Concerning 1: Do you mean something like the following discussion, when refering to
pip install -e .
? https://stackoverflow.com/questions/44708481/how-to-install-local-packages-using-pip-as-part-of-a-docker-build
b
1. First install python and pip in your Dockerfile. 2. Copy your pip.conf using COPY directive . https://hackernoon.com/custom-python-pypi-repository-409f14975374
r
Thanks a lot! We will try it out tomorrow, greetings from Europe 🙂
@Severin Ryberg [sevberg] implemented an elegant solution that solved the issue for us: https://github.com/PrefectHQ/prefect/pull/3299
s
That's only half of the solution, actually 😜 . The other half depends on this, though, so I'll submit it once this change is accepted. I'll make a note here when its all in
Hello again everyone. In case you are interested, two new PR's have been merged into the latest Prefect version. The first (PR3299, mentioned above by Robin) allows entire directories to be copied into the Docker image's build environment. The second (PR 3342) allows for injecting arbitrary Docker commands into the build via the new "extra_dockerfile_commands" argument. Therefore, to add a local python module to your Docker image, now one only needs to add the module's directory to the "files" dictionary, and then add the following argument:
extra_dockerfile_commands=["RUN pip install -e /path/to/module/in/image", ]
🚀 1
r
PS: Actually, I guess that
-e
does probably not make so much sense and might break some python packages (e.g.

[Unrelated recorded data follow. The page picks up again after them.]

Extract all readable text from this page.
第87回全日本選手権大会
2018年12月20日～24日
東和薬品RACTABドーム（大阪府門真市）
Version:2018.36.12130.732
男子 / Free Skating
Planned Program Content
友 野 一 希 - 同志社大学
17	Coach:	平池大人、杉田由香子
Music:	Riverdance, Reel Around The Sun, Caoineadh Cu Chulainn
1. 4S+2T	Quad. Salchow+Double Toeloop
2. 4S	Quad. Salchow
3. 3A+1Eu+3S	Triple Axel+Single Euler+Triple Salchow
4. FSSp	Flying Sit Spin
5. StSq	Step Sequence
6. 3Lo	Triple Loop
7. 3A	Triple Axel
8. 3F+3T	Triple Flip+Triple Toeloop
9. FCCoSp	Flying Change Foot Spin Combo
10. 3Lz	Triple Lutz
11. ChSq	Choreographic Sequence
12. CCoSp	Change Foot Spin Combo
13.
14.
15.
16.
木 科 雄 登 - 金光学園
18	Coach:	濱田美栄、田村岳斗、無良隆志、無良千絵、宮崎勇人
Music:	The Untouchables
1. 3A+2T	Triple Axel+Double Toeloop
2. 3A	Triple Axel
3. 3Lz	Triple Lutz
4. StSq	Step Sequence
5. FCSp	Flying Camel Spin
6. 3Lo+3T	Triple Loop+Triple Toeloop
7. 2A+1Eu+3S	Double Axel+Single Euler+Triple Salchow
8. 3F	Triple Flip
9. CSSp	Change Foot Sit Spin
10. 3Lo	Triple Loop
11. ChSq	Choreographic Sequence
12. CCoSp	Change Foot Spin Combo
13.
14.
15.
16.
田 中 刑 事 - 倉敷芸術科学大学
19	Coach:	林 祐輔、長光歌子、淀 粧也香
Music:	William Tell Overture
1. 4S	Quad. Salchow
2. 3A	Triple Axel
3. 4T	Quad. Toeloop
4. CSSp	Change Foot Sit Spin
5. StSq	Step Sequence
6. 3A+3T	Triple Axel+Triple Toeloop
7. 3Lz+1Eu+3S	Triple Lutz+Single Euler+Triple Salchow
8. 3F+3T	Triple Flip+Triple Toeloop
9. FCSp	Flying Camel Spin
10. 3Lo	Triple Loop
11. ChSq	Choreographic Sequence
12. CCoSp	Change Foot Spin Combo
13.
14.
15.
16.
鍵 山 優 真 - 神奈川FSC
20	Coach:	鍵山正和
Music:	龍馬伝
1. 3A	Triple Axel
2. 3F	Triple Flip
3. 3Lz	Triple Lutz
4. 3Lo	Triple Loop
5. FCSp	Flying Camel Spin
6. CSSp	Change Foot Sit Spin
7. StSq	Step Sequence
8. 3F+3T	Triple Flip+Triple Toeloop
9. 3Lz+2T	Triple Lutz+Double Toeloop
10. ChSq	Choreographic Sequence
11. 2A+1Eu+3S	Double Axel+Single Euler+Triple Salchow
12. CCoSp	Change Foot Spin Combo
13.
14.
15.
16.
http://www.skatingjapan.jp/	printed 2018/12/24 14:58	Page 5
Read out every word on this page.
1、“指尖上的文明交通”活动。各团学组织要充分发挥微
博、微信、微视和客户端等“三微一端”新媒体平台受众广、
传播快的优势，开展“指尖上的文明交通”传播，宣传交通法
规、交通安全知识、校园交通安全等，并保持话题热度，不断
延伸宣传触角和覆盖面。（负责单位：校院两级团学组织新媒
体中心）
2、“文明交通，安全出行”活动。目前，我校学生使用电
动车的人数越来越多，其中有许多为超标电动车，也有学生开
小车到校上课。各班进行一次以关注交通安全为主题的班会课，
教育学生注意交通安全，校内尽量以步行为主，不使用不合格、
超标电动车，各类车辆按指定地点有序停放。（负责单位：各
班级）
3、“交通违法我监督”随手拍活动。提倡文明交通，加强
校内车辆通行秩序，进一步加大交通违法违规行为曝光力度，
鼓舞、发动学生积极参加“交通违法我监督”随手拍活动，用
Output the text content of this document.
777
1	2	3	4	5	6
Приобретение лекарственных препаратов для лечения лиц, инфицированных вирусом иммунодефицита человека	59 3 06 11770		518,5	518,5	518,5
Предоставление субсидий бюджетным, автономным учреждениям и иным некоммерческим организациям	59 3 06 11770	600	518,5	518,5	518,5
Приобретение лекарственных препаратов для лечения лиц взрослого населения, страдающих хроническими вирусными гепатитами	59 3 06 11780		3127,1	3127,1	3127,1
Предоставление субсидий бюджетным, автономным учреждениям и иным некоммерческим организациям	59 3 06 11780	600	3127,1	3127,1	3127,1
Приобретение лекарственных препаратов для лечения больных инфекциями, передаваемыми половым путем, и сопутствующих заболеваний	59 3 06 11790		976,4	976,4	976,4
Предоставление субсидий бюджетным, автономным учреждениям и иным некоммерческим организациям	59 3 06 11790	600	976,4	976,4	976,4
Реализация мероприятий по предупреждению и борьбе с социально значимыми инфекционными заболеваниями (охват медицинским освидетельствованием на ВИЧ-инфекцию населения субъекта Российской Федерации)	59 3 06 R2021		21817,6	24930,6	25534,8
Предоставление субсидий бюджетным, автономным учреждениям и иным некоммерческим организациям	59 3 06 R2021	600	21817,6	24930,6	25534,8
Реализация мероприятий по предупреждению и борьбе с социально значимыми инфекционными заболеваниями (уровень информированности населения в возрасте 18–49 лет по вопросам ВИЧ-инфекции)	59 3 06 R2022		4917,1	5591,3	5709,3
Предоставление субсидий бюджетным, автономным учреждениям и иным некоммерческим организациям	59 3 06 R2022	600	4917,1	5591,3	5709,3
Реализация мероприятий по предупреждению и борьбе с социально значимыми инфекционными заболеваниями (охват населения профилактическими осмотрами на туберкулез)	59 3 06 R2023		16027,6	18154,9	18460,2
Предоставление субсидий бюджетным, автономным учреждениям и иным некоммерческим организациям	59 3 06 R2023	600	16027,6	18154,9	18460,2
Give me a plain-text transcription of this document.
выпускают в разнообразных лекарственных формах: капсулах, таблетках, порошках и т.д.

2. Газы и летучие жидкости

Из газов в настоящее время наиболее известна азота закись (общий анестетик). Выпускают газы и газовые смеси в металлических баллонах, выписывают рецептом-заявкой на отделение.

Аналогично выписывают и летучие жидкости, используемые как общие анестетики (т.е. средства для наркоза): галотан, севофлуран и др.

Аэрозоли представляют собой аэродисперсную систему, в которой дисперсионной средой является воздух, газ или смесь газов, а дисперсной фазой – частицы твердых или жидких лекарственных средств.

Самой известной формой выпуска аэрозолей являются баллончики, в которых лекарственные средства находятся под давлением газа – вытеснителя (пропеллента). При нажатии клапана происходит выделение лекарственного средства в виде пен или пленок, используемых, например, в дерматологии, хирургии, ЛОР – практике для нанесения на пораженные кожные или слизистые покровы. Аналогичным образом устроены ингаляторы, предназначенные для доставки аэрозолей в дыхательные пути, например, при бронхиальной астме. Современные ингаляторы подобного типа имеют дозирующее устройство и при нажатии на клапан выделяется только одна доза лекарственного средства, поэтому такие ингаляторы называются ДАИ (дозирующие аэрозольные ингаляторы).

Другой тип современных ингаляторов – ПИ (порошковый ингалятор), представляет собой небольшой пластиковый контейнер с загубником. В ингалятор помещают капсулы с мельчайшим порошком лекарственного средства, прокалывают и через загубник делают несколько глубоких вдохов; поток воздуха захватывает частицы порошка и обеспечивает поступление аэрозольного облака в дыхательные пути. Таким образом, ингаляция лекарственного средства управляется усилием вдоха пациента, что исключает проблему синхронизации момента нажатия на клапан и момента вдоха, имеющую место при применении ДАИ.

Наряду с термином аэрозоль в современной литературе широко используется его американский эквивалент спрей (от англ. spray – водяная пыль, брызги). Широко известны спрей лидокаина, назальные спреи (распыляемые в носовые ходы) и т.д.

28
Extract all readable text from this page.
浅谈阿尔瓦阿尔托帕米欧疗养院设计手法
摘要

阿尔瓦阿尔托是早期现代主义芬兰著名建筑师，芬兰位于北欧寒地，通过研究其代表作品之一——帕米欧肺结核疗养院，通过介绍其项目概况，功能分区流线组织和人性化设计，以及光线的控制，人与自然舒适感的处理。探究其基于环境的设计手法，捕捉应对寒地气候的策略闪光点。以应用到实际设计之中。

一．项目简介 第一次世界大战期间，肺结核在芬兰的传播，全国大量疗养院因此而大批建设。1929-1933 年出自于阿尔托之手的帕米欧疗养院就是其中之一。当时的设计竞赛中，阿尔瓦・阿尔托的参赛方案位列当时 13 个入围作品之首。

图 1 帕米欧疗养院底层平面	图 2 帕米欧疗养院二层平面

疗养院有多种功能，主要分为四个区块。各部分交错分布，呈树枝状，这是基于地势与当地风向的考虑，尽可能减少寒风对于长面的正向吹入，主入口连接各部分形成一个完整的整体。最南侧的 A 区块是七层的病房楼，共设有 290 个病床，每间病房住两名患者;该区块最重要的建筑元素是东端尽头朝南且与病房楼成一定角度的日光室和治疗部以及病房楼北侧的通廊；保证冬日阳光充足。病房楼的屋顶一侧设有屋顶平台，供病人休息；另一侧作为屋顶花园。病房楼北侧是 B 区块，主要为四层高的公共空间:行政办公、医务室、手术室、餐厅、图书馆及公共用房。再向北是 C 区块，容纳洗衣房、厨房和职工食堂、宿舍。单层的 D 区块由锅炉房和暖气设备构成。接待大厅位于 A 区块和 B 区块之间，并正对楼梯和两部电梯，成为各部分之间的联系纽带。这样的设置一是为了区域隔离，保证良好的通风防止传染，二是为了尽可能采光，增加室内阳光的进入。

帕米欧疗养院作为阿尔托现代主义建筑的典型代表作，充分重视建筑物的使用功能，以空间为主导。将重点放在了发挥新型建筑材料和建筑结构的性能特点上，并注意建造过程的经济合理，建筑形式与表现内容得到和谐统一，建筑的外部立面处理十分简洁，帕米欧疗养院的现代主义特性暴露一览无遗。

snowflake-connector-python
) in some cases.
s
I suggested the "-e" flag to avoid having a double copy of the python module in the docker image. If you didn't want to use it then you should additionally use a "RUN" command to remove the first copy. Anyway, regarding the issue of installing the snowflake connector, this is normally something you would install via a normal pip install command anyway (without copying any files from the host before hand), so I don't think this is a big concern
👍 1